Cookie-based access to capabilities

[elima]

From the Security document, I understand that since no user accounts exist, the way a legitimate owner of a set of photos obtain access to his/her capabilities is by storing a client-side cookie persistently.

This has some important implications:

• Photos uploaded by one user from one device (one browser in one device, actually) are not accessible to the same user in other devices he/she might regularly use.
• If a browser wipes out its cookies, the resources linked to those cookies are lost forever, and will probably stay orphaned in a server, without ever been possible for anyone to "claim" them.
  • Removing cookies in a browser is not uncommon. Some browsers do that automatically (i.e, on memory restricted devices or under "incognito" mode), and a user could also remove personal data accidentally.
• This scheme will not work at all if cookies are disable in a particular browser, something that is incresingly common after recent scandals. The user mindset right now seems to be that cookies are dangerous.

These issues would be mitigated if the photos are considered partially volatile (and the UI is clear about it), meaning there is no guarantee for permanent storage beyond a browsing session, or after a given period of time. But I suppose Omafano's goal is to be a permanent storage for photos, right?

[wingo]

I feel like we should recast this in terms of use cases. So what I hear you saying is:

1. a user should be able to access photos from multiple devices
2. a user should be able to have some way to recover their capabilities if they lose their browser cache (via device theft, incognito mode, accident, changing browsers, etc)

We solve this with share links. When you have a capability, you can share it with others, and those shares go via links, and you can email the link to yourself, or omafano can send you the link. Optionally we could associate caps with email addresses, and then that would allow omafano to re-send share links in case of loss. It's possible also to see how many times a share link was visited, resulting in caps installation, so it has some degree of tamper-proofness -- you could see if the backup shares you sent yourself were ever used.

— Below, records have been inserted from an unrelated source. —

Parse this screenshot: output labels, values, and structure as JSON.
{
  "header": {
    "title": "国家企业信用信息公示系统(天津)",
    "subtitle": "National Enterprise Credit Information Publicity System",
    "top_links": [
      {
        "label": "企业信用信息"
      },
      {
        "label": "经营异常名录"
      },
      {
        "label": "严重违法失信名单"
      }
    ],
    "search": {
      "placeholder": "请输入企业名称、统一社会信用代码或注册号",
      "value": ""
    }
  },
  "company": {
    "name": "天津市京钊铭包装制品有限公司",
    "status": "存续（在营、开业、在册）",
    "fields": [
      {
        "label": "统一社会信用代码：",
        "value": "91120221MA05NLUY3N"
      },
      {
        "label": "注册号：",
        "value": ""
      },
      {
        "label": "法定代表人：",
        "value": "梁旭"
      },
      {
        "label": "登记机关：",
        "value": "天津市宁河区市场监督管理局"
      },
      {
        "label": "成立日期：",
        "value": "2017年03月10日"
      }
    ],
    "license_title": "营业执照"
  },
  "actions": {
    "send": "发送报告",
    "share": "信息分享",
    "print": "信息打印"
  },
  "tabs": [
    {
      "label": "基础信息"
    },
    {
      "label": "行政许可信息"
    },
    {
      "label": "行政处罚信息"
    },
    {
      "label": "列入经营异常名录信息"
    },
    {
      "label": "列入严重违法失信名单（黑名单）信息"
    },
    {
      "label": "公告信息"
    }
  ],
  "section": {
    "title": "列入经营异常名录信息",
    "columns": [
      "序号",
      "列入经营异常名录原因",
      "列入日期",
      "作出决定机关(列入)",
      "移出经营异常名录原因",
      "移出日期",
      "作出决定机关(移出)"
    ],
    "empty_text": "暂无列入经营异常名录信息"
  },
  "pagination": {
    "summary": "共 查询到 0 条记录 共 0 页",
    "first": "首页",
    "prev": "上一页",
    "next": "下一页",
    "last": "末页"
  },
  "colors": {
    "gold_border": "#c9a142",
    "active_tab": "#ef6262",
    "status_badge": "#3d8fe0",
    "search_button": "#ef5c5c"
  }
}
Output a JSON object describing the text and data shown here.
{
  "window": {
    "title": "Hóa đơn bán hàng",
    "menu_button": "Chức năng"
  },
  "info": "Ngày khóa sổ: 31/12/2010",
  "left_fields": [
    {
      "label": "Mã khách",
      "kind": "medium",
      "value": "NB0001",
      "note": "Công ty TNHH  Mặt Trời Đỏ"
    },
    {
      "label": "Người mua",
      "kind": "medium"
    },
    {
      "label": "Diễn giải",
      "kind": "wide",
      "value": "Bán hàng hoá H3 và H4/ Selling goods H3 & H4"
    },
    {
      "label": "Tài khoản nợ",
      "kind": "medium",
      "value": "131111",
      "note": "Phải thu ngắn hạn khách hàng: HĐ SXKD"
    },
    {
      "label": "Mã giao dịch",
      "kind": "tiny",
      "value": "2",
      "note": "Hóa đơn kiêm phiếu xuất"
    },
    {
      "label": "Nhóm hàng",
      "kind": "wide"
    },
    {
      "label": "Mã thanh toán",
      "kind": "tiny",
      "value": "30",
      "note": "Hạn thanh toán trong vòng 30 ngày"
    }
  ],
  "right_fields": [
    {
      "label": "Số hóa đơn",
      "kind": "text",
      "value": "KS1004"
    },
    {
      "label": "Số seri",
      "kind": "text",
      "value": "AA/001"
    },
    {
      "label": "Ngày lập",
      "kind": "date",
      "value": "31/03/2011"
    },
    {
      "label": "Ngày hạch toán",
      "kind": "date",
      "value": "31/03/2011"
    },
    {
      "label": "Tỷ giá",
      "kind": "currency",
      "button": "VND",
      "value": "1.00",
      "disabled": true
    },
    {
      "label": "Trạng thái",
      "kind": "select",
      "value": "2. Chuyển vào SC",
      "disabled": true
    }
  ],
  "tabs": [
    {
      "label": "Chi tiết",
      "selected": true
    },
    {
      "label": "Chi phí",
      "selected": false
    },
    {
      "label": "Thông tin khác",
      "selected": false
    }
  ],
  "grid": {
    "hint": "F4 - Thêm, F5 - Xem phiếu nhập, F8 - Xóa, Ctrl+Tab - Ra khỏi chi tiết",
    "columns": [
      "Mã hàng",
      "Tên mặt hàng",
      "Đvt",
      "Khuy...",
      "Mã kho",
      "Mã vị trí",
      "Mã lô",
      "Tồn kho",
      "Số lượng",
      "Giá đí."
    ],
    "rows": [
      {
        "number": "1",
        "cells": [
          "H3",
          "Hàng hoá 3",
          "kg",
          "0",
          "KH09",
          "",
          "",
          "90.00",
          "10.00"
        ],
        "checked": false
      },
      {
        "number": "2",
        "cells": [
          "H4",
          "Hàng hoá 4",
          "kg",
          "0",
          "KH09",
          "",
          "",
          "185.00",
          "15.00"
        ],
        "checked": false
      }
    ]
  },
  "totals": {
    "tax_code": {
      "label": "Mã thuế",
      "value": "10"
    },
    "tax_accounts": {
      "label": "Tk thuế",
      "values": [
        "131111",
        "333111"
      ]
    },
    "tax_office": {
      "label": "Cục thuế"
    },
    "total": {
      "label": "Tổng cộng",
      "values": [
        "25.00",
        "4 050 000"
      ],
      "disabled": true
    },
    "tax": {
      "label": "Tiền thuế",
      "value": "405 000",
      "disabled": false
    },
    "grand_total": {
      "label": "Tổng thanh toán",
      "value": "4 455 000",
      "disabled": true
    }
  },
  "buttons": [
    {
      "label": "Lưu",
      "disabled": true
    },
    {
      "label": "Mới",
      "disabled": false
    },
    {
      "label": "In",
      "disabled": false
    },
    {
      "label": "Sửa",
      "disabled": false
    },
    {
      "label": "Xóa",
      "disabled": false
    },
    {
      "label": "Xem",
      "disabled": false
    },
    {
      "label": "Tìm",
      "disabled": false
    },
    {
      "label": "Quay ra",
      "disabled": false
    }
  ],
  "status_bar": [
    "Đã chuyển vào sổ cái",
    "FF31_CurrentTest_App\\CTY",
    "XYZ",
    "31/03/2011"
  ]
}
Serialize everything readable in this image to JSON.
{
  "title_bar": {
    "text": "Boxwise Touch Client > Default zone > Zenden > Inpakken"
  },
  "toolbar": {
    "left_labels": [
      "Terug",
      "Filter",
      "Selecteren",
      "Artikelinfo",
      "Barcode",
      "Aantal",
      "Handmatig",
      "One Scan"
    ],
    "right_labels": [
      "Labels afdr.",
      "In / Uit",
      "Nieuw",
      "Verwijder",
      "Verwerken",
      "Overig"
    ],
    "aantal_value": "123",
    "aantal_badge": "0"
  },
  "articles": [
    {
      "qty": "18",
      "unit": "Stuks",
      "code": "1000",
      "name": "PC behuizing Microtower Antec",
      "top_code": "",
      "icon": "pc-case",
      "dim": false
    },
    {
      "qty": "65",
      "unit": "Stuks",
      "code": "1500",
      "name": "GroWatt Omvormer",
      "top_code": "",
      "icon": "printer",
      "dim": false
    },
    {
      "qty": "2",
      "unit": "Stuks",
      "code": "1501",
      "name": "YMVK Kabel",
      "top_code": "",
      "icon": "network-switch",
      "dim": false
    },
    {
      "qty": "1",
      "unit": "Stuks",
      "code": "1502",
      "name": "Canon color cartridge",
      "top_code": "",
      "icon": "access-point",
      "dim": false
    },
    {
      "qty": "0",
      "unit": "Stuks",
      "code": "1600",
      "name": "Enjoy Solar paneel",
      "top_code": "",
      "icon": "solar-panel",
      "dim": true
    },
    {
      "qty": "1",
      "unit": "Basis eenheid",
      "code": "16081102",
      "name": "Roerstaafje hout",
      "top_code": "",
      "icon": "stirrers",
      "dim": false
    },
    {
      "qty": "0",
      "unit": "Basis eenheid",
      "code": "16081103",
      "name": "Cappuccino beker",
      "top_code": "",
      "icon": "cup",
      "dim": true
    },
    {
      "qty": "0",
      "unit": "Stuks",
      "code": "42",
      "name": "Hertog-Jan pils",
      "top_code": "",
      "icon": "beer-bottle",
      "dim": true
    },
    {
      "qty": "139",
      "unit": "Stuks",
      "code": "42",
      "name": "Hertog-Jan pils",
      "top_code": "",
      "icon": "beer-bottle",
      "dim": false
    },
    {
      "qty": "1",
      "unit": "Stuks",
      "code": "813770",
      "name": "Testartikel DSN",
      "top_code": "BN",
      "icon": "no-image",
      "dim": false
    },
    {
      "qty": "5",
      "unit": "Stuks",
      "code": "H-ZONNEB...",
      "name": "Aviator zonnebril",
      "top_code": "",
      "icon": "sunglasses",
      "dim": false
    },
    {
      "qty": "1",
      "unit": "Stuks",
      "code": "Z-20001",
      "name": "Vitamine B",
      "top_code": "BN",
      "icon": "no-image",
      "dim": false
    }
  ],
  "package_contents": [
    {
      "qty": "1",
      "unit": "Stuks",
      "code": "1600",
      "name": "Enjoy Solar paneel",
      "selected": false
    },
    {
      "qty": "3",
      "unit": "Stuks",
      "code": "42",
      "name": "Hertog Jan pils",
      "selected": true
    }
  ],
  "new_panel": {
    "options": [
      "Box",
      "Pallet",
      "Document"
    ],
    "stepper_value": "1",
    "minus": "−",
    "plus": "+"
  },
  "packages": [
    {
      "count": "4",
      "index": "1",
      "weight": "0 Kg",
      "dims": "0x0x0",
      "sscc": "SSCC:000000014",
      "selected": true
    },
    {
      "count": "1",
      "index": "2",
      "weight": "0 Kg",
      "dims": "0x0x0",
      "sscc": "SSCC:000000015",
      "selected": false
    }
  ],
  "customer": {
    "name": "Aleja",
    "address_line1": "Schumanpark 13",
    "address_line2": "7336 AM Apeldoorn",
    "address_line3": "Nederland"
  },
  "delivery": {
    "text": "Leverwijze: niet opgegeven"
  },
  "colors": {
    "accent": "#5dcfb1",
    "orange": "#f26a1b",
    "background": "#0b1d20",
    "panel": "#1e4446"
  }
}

Finally you mention that this strategy wouldn't work if a user disables cookies. I'm not sure what the use case is there TBH. But I guess I would frame it as twofold:

1. User with cookies off wants to see public photos
2. User with cookies off wants to see photos that were shared with them (private photos) or manage photos, etc

Case (1) works. Case (2) would cause the share link that installs the cookie to notice that in fact the cookie wasn't set, so thereby should give the user a message to allow cookies for that site. Anyway due to the eurocookie law we'd have to explain in the share link that we're installing a cookie when the user clicks OK, so that's fine. Does that satisfy you?